Evidence for habitat fragmentation induced genetic degradation in remnant Syzygium maire (Myrtaceae) populations

Context. Wetland restoration is critical for the recovery of biodiversity, ecosystem functions and services. In highly modified landscapes, conservation must navigate complex trade-offs among these goals. Local-scale information on the genetic structure and trajectory of species can support the design of restoration strategies that maximise diversity. Objectives. We investigated population genetics of Syzygium maire (maire tawake), a critically threatened canopy tree of swamp forests in the Greater Wellington Region of Aotearoa New Zealand. Methods. We sampled leaves of adult trees and seedlings in 12 sites across the region applying low-coverage whole genome resequencing to each individual. We characterised genetic structure in the adult and seedling cohorts, examining patterns of kinship and diversity using hierarchical Analysis of Molecular Variance. Further, we compared the decay in spatial autocorrelation among trees in this region to that of a relatively large and intact reference population.

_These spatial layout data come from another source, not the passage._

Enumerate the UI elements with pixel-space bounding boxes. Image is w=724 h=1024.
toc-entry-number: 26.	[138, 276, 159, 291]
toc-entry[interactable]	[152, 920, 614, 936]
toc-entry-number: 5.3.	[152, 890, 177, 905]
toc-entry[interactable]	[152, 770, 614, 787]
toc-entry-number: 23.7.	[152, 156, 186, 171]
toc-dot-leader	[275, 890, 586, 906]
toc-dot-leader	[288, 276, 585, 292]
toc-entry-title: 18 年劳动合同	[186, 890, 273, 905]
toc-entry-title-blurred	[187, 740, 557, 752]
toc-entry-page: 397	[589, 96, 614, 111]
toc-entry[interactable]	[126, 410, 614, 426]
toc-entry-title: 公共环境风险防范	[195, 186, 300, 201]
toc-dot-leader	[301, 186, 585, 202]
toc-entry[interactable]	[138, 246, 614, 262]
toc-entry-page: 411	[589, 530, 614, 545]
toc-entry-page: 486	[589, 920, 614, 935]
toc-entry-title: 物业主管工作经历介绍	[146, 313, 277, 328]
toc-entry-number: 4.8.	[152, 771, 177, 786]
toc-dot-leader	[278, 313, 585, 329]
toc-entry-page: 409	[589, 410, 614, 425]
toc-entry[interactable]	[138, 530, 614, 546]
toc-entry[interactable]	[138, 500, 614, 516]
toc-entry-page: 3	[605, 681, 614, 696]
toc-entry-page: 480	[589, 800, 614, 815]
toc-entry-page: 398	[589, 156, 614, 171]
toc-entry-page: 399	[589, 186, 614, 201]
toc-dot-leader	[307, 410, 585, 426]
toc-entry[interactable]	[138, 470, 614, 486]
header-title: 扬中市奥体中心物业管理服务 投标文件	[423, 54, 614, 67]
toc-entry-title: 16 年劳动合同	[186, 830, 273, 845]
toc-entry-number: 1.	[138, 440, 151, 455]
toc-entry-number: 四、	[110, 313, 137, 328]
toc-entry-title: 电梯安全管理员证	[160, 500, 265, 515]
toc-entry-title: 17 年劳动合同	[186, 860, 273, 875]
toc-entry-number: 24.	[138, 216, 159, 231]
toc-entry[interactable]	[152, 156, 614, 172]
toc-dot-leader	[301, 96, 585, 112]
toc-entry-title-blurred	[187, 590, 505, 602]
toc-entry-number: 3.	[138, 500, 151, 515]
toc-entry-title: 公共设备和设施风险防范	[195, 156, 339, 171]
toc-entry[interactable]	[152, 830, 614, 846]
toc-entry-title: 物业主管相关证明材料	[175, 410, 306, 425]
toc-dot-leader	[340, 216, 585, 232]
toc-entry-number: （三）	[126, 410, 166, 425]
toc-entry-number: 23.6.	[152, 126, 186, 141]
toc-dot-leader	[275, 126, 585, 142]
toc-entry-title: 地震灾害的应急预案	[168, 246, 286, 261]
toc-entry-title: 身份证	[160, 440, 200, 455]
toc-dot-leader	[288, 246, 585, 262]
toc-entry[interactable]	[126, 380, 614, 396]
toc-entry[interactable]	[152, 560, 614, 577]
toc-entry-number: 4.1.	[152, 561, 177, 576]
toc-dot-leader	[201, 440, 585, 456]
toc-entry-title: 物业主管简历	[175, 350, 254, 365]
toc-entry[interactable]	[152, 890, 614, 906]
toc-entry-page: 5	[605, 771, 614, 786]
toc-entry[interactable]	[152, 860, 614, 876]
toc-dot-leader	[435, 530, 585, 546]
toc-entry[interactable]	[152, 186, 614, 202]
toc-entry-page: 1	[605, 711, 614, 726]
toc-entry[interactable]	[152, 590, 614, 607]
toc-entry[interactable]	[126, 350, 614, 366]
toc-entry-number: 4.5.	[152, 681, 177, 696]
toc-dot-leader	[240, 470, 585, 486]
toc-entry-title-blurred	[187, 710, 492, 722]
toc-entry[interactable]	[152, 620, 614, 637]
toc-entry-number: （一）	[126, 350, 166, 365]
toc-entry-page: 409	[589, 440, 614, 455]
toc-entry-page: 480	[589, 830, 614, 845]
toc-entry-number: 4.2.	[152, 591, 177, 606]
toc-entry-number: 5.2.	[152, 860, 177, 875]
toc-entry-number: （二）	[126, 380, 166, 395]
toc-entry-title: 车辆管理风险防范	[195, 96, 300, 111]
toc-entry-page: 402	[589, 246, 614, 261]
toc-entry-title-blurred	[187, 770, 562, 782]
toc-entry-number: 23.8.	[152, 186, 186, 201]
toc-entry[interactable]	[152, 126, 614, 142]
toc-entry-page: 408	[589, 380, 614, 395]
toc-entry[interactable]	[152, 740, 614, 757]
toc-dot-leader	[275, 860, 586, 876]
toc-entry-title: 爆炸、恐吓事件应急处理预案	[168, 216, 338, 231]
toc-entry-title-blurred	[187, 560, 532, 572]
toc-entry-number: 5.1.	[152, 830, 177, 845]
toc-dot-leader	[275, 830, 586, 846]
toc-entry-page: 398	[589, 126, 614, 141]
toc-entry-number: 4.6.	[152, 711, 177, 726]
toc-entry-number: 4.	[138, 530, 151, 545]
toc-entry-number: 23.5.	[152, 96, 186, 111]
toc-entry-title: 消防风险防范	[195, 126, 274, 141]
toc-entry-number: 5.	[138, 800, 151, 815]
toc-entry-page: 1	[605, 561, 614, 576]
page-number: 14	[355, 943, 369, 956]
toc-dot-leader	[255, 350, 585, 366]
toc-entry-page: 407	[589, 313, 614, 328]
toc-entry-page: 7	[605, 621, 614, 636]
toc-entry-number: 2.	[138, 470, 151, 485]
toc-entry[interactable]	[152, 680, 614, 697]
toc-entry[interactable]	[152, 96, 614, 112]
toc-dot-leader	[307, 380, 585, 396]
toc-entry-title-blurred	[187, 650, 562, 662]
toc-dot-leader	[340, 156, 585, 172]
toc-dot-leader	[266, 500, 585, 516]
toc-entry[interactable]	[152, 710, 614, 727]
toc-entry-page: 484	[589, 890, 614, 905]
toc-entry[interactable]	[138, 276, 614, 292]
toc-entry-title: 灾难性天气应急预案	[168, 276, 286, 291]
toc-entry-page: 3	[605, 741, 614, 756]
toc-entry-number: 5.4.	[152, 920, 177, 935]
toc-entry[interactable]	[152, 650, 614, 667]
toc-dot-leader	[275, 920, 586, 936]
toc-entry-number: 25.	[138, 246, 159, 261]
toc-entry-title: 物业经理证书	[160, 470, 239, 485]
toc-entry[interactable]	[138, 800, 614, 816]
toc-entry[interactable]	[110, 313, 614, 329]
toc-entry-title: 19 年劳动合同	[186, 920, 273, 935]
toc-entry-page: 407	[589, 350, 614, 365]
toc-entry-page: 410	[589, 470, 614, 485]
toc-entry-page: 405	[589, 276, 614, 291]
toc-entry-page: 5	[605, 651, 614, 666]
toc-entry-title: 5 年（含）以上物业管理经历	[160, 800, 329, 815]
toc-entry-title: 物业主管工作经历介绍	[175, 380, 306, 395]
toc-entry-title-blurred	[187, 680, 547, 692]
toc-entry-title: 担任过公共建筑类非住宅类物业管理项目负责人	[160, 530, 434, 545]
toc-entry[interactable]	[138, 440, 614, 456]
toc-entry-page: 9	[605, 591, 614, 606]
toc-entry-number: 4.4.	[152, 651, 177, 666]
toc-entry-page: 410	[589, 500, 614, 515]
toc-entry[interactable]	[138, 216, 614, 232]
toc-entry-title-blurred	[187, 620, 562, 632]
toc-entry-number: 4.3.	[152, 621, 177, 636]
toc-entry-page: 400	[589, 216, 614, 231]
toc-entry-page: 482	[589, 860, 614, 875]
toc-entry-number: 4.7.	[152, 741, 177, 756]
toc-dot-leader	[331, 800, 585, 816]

Results . Our data suggest historical homogeneity and admixture across extensive pre-fragmentation swamp forests, but fine-scale genetic structure and decay of spatial autocorrelation within a few kilometres indicates recent fragmentation now constrains gene flow. Small yet significant reductions in genetic diversity and increased inbreeding in seedlings point to early genetic erosion in remnant habitat patches. Although genetic loss is not yet severe, continued isolation risks accelerating degradation in future generations. Conclusions. Restoration should prioritise reconnecting fragmented populations, maximizing genetic diversity by replanting with broadly sourced seed and reestablishing habitat for avian seed-dispersers. These findings highlight how genetic information can inform restoration planning and improve the long-term resilience of habitat specialist.